# AOML Assignment 2
# Team Reshiram_119_909_912_920

### Prarthana Prakash Kini : PES1UG22AM119
### Tejas V Bhat : PES1UG22AM909
### Ayush Muralidharan : PES1UG22AM912
### Atharv Revankar : PES1UG22AM920

In [None]:
pip install umap-learn

#### Importing necessary python modules and methods

In [None]:
import pandas as pd
import numpy as np
from sklearn.preprocessing import StandardScaler
from sklearn.cluster import KMeans
from sklearn.mixture import GaussianMixture, BayesianGaussianMixture
from sklearn.metrics import silhouette_score, davies_bouldin_score
from sklearn.decomposition import PCA
from sklearn.manifold import TSNE
from sklearn.cluster import SpectralClustering
import matplotlib.pyplot as plt
from sklearn.preprocessing import Normalizer
from sklearn.metrics.pairwise import rbf_kernel
import umap
from sklearn.mixture import BayesianGaussianMixture
import seaborn as sns

## Data Loading and analysis

In [None]:
data = pd.read_csv("/kaggle/input/aoml-assignment-2-clustering/data.csv")

In [None]:
data.head()

In [None]:
data.describe()

In [None]:
data.isnull().sum()

##### StandardScaler is applied to standardize the features, ensuring they have a mean of 0 and a standard deviation of 1



In [None]:
unique_ids = data['id']
features = data


scaler = StandardScaler()
scaled_features = scaler.fit_transform(features)

In [None]:
features

#### As we have 5 features we must perform dimensionality reduction for effective clustering and visualisation.
#### We have experimented with 3 dimensionality reduction techniques, both linear and non linear:

### 1. Dimensionality Reduction with PCA
A PCA model is created to reduce the feature set to 2 principal components, which capture the maximum variance in a 2-dimensional space.
- n_components=2: Specifies 2 principal components.
- tol=0.01: Sets the tolerance level for convergence.
- random_state=5: Ensures reproducibility of results

In [None]:
pca = PCA(n_components=2, 
          tol=0.01, 
          random_state=5
)
pca_features = pca.fit_transform(scaled_features)
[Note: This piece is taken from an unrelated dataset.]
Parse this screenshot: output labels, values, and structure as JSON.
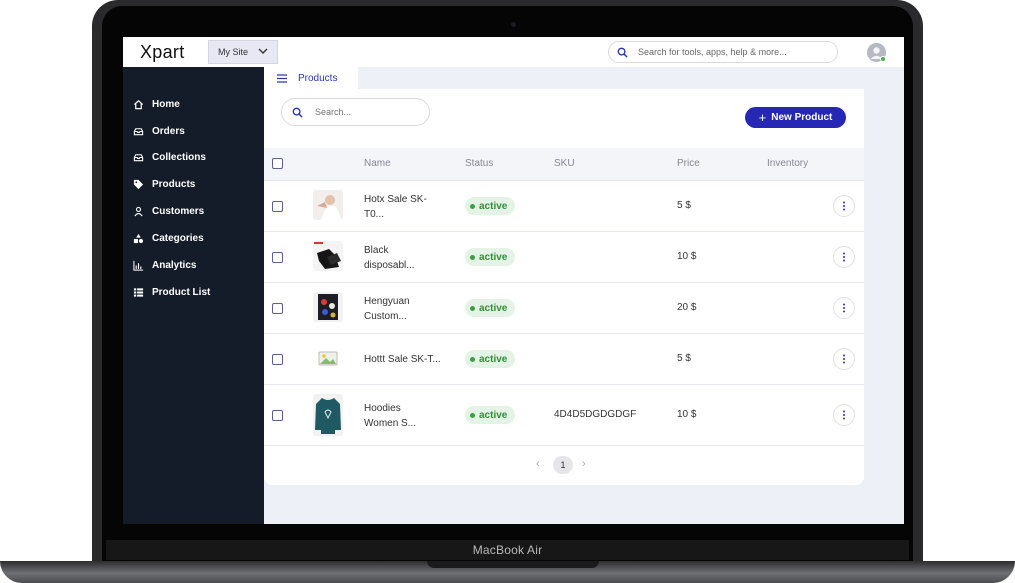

### 2. Dimensionality Reduction with t-SNE

- TSNE is configured with n_components=2 to reduce the data to 2 dimensions for visualization.
- perplexity=100 controls the balance between local and global data structure.

In [None]:
tsne = TSNE(n_components=2,perplexity = 300)

In [None]:
tsne_features = tsne.fit_transform(scaled_features)

### 3. Dimensionality Reduction with UMAP

- n_components=2: Reduces the data to 2 dimensions for visualization and clustering.
- min_dist=0.01: Controls how closely points are packed together. A smaller value allows points to be closer, creating tighter clusters.
- n_epochs=500: Sets the number of training epochs, where a higher value may improve embedding stability.
- random_state=42: Ensures reproducibility of the results by using a fixed seed.

In [None]:
umap_reducer = umap.UMAP(n_components=2, n_neighbors=15, min_dist=0.1,learning_rate=0.01, random_state=42)
umap_features = umap_reducer.fit_transform(scaled_features)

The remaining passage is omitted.